When Ariel passed away, Banai felt tremendous loss.
Malach lost his own father in May 2011 to cancer and says that more than it being a singing contest, he feels he won because the judges saw the way he connected to the song.
“For me it was like a really simple way of grasping the story. I think most people can relate to having lost someone and wanting to tell them how much things have changed and how much they wish the person was still there to shine their light,” he says. “For me, it was really easy to tap into the essence of the song and share that feeling. I think that went a long way for me.”
In his powerhouse voice, Malach sings the emotional rock song “Canaanite Blues” with near perfect enunciation and a strong Hebrew accent. Though Malach learned Hebrew during his years at Jewish day school, he says the accent comes from his desire to be convincing in his performance.

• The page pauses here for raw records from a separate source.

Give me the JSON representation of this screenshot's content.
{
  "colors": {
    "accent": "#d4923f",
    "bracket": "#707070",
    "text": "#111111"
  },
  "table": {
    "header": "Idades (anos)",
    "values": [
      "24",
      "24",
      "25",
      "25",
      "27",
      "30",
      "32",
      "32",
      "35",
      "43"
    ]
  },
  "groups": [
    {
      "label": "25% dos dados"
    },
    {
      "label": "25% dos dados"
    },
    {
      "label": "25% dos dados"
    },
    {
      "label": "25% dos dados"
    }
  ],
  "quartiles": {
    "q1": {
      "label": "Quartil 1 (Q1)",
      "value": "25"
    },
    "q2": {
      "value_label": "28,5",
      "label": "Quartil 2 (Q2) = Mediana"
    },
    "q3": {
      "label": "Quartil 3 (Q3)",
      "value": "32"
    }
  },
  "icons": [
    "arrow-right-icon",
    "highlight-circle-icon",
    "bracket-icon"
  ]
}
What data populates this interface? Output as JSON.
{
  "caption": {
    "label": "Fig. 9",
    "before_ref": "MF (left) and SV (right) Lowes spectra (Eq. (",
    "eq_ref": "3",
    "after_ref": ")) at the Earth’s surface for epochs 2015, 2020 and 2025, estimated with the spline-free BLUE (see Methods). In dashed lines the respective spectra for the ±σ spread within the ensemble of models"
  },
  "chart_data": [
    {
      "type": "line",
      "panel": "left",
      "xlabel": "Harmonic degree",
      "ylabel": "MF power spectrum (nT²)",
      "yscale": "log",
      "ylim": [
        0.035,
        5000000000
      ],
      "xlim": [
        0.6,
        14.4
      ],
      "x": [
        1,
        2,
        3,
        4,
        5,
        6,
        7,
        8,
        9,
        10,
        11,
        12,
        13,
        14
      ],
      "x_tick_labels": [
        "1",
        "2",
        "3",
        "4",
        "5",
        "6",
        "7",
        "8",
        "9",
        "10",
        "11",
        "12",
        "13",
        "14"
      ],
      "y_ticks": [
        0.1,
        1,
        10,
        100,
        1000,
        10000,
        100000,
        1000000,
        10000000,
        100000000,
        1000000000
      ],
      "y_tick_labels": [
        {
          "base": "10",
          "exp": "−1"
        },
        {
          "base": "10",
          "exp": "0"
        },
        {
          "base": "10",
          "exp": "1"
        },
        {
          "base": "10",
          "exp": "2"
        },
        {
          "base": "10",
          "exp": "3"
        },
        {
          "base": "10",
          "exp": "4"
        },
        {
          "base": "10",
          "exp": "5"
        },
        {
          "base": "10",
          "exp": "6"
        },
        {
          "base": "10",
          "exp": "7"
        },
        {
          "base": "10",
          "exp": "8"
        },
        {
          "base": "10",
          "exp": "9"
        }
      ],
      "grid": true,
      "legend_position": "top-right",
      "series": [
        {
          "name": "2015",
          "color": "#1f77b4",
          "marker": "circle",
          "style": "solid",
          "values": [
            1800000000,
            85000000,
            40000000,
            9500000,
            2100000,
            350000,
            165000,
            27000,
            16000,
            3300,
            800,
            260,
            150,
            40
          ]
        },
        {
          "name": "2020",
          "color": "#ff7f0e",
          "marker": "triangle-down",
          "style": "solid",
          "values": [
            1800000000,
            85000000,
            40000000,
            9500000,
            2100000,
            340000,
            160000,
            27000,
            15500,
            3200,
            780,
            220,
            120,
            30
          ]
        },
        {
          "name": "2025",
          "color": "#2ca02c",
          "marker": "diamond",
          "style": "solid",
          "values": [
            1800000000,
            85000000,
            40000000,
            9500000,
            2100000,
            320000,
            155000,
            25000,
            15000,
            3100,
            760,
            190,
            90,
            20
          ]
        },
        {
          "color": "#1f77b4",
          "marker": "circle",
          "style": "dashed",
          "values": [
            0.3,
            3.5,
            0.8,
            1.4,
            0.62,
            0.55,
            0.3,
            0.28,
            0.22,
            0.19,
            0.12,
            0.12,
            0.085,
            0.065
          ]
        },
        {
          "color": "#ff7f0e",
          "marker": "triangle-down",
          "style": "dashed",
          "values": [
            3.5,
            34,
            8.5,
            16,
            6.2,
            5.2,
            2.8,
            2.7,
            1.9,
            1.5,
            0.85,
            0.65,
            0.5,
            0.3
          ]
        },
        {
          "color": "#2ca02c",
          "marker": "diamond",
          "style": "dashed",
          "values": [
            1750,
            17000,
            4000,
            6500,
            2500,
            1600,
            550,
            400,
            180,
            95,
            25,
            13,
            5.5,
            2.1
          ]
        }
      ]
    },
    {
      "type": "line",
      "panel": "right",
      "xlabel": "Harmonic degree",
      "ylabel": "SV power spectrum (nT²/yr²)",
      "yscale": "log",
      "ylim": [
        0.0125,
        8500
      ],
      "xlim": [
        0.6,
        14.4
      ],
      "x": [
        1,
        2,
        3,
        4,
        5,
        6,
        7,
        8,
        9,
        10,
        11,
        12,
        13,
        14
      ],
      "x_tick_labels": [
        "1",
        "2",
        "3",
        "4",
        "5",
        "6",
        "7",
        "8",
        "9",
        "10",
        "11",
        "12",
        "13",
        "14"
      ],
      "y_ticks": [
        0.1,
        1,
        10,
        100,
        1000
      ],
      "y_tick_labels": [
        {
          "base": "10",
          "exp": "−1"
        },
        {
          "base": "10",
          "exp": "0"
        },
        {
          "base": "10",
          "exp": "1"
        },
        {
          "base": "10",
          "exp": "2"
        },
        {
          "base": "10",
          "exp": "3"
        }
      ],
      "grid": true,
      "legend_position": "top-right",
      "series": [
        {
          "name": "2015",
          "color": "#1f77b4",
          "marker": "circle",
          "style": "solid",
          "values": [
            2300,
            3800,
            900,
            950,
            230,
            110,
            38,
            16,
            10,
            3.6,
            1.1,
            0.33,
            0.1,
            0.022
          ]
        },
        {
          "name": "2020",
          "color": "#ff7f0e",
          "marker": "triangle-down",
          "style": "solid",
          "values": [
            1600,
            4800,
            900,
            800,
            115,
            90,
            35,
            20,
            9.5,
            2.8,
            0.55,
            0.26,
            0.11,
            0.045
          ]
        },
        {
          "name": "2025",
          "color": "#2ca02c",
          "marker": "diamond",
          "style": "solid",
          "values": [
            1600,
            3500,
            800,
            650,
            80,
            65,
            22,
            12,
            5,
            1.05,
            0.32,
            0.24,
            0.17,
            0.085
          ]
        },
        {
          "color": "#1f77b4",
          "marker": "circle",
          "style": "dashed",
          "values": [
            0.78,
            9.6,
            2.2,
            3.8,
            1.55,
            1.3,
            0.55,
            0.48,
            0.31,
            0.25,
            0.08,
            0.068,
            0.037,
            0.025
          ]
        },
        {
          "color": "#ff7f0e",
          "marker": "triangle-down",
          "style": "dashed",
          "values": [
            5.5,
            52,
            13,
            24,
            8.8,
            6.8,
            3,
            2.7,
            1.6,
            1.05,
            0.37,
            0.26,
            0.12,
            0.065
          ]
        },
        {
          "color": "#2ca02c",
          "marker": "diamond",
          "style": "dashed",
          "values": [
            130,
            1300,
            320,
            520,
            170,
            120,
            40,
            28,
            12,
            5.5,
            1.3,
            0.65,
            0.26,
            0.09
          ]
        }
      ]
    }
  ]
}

“It’s like telling a story and acting the song. To do that in the most convincing way that people will believe you and want to listen to you, you’re have to use the accent,” he says.
Adam Kleinberg, last year’s Hallelujah winner and a native of Mexico, performed Meir Banai’s “Geshem” during the final show. He spent some valuable time with Malach, who is several years older than he is, in the days after the show, giving him some important advice. “He said, ‘Be patient and enjoy it.’ I feel like we have a lot to teach each other,” says Malach.
Having picked up the guitar at age nine, Malach says he did not actually learn to play guitar. Rather, he learned to play the songs that he loved by artists like the Steve Miller Band, Bruce Springsteen, Joni Mitchell, Leonard Cohen and Neil Young.
“Our family is very musical,” he adds, citing his great-grandfather Gershon, who was a cantor, and his father who loved klezmer music and played the harmonica.
Asked whether he intends to move to Israel, Malach says that living in Jerusalem would be a dream, but he has no immediate plans to do so.
“Sometimes when you’re an entertainer, the road is where you make your living,” he says. “Ideally, I would like to be able to get things going all over the world. I’m excited to see where it leads.”